Para pengunjuk rasa di wilayah Georgia yang memisahkan diri dari Abkhazia telah melakukan serangan terhadap parlemen dan kompleks presiden setelah pemerintah berencana untuk menyetujui RUU pro-Rusia yang kontroversial.
RUU tersebut, yang akan melegalkan investasi dan kepemilikan tanah Rusia, ditarik setelah para pengunjuk rasa mengambilalih kawasan pemerintahan di ibu kota Sukhumi.
Baik presiden maupun perdana menteri dilaporkan melarikan diri dari kompleks presiden.
Abkhazia menyatakan kemerdekaannya pada tahun 1999, dan Moskow mengakui wilayah tersebut sebagai negara independen setelah perang Georgia-Rusia pada tahun 2008. Georgia menyatakan Abkhazia sebagai “diduduki” oleh Rusia.
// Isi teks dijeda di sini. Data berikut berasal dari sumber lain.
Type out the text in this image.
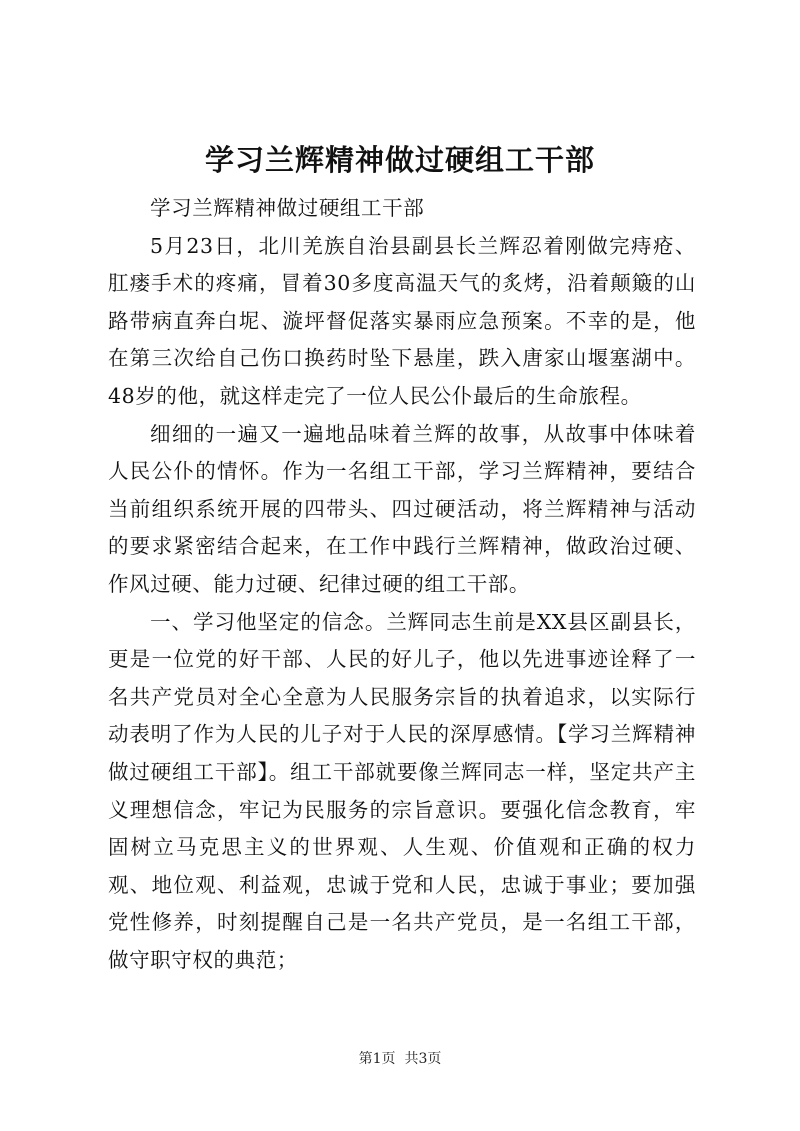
学习兰辉精神做过硬组工干部

学习兰辉精神做过硬组工干部

5月23日，北川羌族自治县副县长兰辉忍着刚做完痔疮、肛瘘手术的疼痛，冒着30多度高温天气的炙烤，沿着颠簸的山路带病直奔白坭、漩坪督促落实暴雨应急预案。不幸的是，他在第三次给自己伤口换药时坠下悬崖，跌入唐家山堰塞湖中。48岁的他，就这样走完了一位人民公仆最后的生命旅程。

细细的一遍又一遍地品味着兰辉的故事，从故事中体味着人民公仆的情怀。作为一名组工干部，学习兰辉精神，要结合当前组织系统开展的四带头、四过硬活动，将兰辉精神与活动的要求紧密结合起来，在工作中践行兰辉精神，做政治过硬、作风过硬、能力过硬、纪律过硬的组工干部。

一、学习他坚定的信念。兰辉同志生前是XX县区副县长，更是一位党的好干部、人民的好儿子，他以先进事迹诠释了一名共产党员对全心全意为人民服务宗旨的执着追求，以实际行动表明了作为人民的儿子对于人民的深厚感情。【学习兰辉精神做过硬组工干部】。组工干部就要像兰辉同志一样，坚定共产主义理想信念，牢记为民服务的宗旨意识。要强化信念教育，牢固树立马克思主义的世界观、人生观、价值观和正确的权力观、地位观、利益观，忠诚于党和人民，忠诚于事业；要加强党性修养，时刻提醒自己是一名共产党员，是一名组工干部，做守职守权的典范；

第1页 共3页
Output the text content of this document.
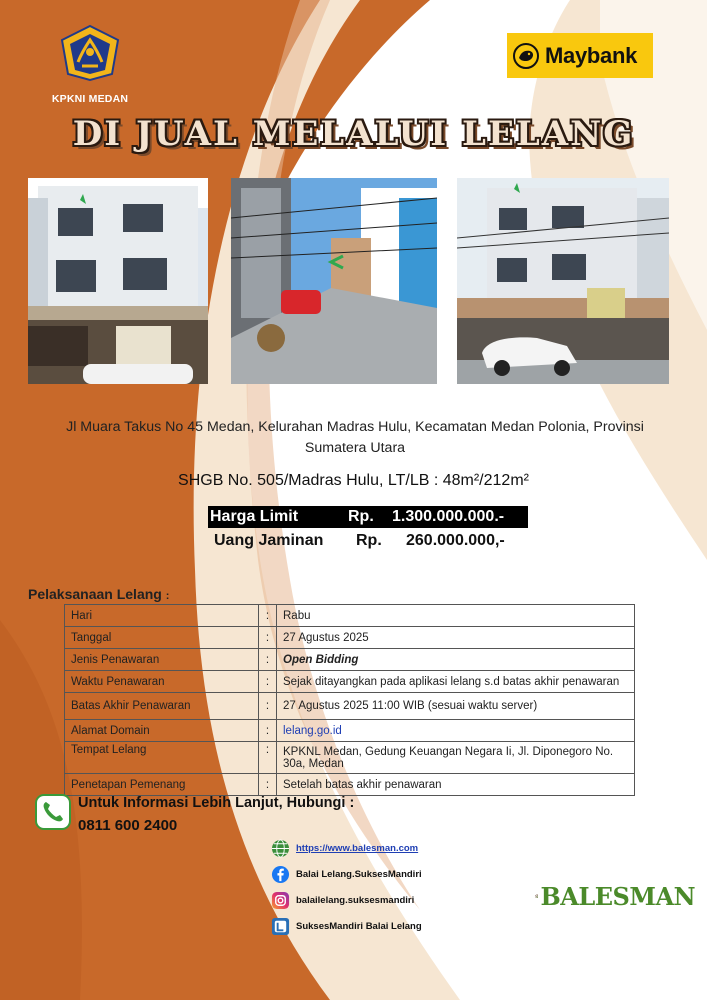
KPKNI MEDAN
Maybank
DI JUAL MELALUI LELANG
Jl Muara Takus No 45 Medan, Kelurahan Madras Hulu, Kecamatan Medan Polonia, Provinsi
Sumatera Utara
SHGB No. 505/Madras Hulu, LT/LB : 48m²/212m²
Harga Limit	Rp.	1.300.000.000.-
Uang Jaminan	Rp.	260.000.000,-
Pelaksanaan Lelang :
Hari	:	Rabu
Tanggal	:	27 Agustus 2025
Jenis Penawaran	:	Open Bidding
Waktu Penawaran	:	Sejak ditayangkan pada aplikasi lelang s.d batas akhir penawaran
Batas Akhir Penawaran	:	27 Agustus 2025 11:00 WIB (sesuai waktu server)
Alamat Domain	:	lelang.go.id
Tempat Lelang	:	KPKNL Medan, Gedung Keuangan Negara Ii, Jl. Diponegoro No. 30a, Medan
Penetapan Pemenang	:	Setelah batas akhir penawaran
Untuk Informasi Lebih Lanjut, Hubungi :
0811 600 2400
https://www.balesman.com
Balai Lelang.SuksesMandiri
balailelang.suksesmandiri
SuksesMandiri Balai Lelang
BALESMAN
Sebagian besar negara menganggap wilayah tersebut sebagai bagian dari Georgia.
Terletak di sepanjang Laut Hitam dan pegunungan Kaukasus, Abkhazia dikenal karena keindahan alamnya dan garis pantainya. Penduduk setempat khawatir akan adanya investasi Rusia yang dapat merusak lanskap dengan kompleks hunian dan harga yang membuat orang lokal keluar dari pasar properti.
Abkhazia secara historis dikenal sebagai tujuan liburan bagi elit Soviet, dan sejak diakui oleh Moskow dan sekutunya, wilayah ini telah menjaga keberadaan Rusia.
Kementerian luar negeri Rusia memperingatkan warganya untuk tidak bepergian ke Abkhazia dan jika sudah berada di sana “untuk berhati-hati, jangan mendekati tempat kerusuhan, dan jika memungkinkan, meninggalkan” wilayah tersebut.
Juru bicara kementerian luar negeri Maria Zakharova mengatakan Rusia tidak akan ikut campur dan “percaya” bahwa situasi akan “diselesaikan secara eksklusif melalui cara politik yang damai”, menambahkan bahwa disayangkan bahwa oposisi tidak menyelesaikan perbedaan pendapat melalui “dialog yang beradab, saling menghormati”.
Video menunjukkan ratusan pengunjuk rasa merusak parlemen, menjebol jendela dan memanjat melalui jendela yang pecah.
Menurut agensi berita negara Rusia RIA Novosti, pengunjuk rasa menuntut pengunduran diri Presiden Aslan Bzhania, dengan oposisi saat ini sedang mendiskusikan penggantinya.
Ini bukan kali pertama seorang pemimpin dipanggil untuk mengundurkan diri.
Pada tahun 2014, demonstran menyerbu kantor presiden, memaksa pemimpin saat itu, Alexander Ankvab, melarikan diri. Dia kemudian mengundurkan diri karena tuduhan korupsi dan kesalahan pemerintahan.
Pada tahun 2020, pemimpin oposisi Raul Khadzhimba, yang terpilih setelah kerusuhan pada tahun 2014, juga terpaksa mundur setelah protes jalanan.